La nota dominante de este filme de buena voluntad y débil cinematografía nace de la incómoda contradicción entre la nobleza de lo expuesto y la mediocridad de su prosa. Y eso, en estos casos, irrita todavía más. De hecho, ese “décalage”, esa incoherencia ante este tipo de producciones que apelan a la ética y lo moral pero descuidan el oficio y la autenticidad de la historia que cuentan, resulta doblemente frustrante. Se dirá, en este caso, que no hay una producción a lo Jason Bourne, y que los dineros escaseaban. Sin duda dirán lo cierto. Pero el problema no reside en la modestia de su presupuesto sino en la falta de convicción(es) de su guión. Algo ante lo que un director sutil y personal como el belga Joachim Lafosse poco podía hacer e hizo casi nada salvo gozar con el concurso de un actor de mirada extraña y gesto intenso llamado Vincent Lindon.

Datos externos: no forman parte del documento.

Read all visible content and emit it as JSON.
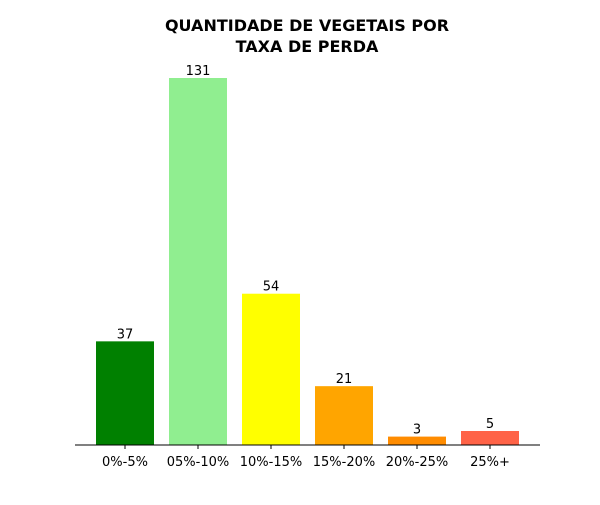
{
  "chart_data": {
    "type": "bar",
    "title": "QUANTIDADE DE VEGETAIS POR TAXA DE PERDA",
    "title_lines": [
      "QUANTIDADE DE VEGETAIS POR",
      "TAXA DE PERDA"
    ],
    "categories": [
      "0%-5%",
      "05%-10%",
      "10%-15%",
      "15%-20%",
      "20%-25%",
      "25%+"
    ],
    "values": [
      37,
      131,
      54,
      21,
      3,
      5
    ],
    "data_labels": [
      "37",
      "131",
      "54",
      "21",
      "3",
      "5"
    ],
    "colors": [
      "#008000",
      "#90ee90",
      "#ffff00",
      "#ffa500",
      "#ff8c00",
      "#ff6347"
    ],
    "xlabel": "",
    "ylabel": "",
    "ylim": [
      0,
      131
    ],
    "grid": false,
    "y_axis_visible": false
  }
}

Claro que el jurado del festival de Donostia, el año pasado, en una de esas decisiones atolondradas, no sabiendo cómo repartir los premios, se descolgó otorgándole la Concha de Plata a la Mejor Dirección. Probablemente la decisión se debió al entender que un guión tan deshilvanado necesitaba de mucho director para llegar a ser una película. Hasta ahí llega, película es, pero resulta pobre, confusa, irritante e irritada. Y lo que resulta incomprensible, se enreda en el artificio cuando aspira a despojar la máscara de la ambigua caridad occidental.

El tema de Los caballeros blancos, el tráfico encubierto de niños arrancados de naciones en ruinas para consuelo de padres adoptivos de países de bienestar económico y déficit de paternidad, ha tenido miradas más serenas. Como el Tavernier de La pequeña Lola (2005) y Vete y Vive (2004) de Radu Mihaileanu.

El punto de partida de la película de Lafosse inspirada en hechos reales, la iniciativa de una ONG que intermedia para sacar niños huérfanos en zonas anegadas por el hambre y/o la violencia, ofrecía algunos niveles de análisis que obligaban a una reflexión seria.

Si se compara al Lafosse de Perder la razón (2013), -exquisita y sutil crónica sobre el extravío de una madre-, con la crispación permanente, las idas y venidas, los delirios y las hipérboles de estos caballeros sin espada, da la impresión de que el director belga no ha podido utilizar su mejor arma: la sugerencia. En Perder la razón, Lafosse, con el contrapunto de Il Giardino di Rose del Oratorio de la Virgen del Rosario de Scarlatti, mostraba gradualmente, quiebro a quiebro, derrota tras derrota, el progresivo hundimiento en la locura de su protagonista, una esposa infeliz, una madre perdida.

Aquí también hay una escalada hacia el naufragio total. Una carrera desenfrenada que parece no ir hacia ningún lado, ni saber qué o para qué se hace lo que se hace, ni si eso sirve para algo o para nada.

El problema reside en que el esfuerzo del rodaje en un espacio hostil parece contagiar a todo el equipo. En consecuencia, todos parecen víctimas de un espejismo que les lleva a correr de un lado a otro tras un argumento del que se nos dan pocas pistas. Para empeorar la fiebre, no hay atisbos de que algún personaje, ni por supuesto su director, quiera coger las riendas de esta crónica con la que se puede ilustrar un encendido debate. Así las cosas, como suele acontecer con la cara débil del cine de León de Aranoa, Bollaín y otros directores afines cuando confunden actitud solidaria con retórica didáctica, su mejor aportación emerge cuando termina el filme, cuando se abre la discusión y se impone lo que habita en la zona cero de su interior. En contrapartida, el texto fílmico, desaparece ante el embate de la realidad. Tal vez porque no ha sabido acotarla ni sublimarla.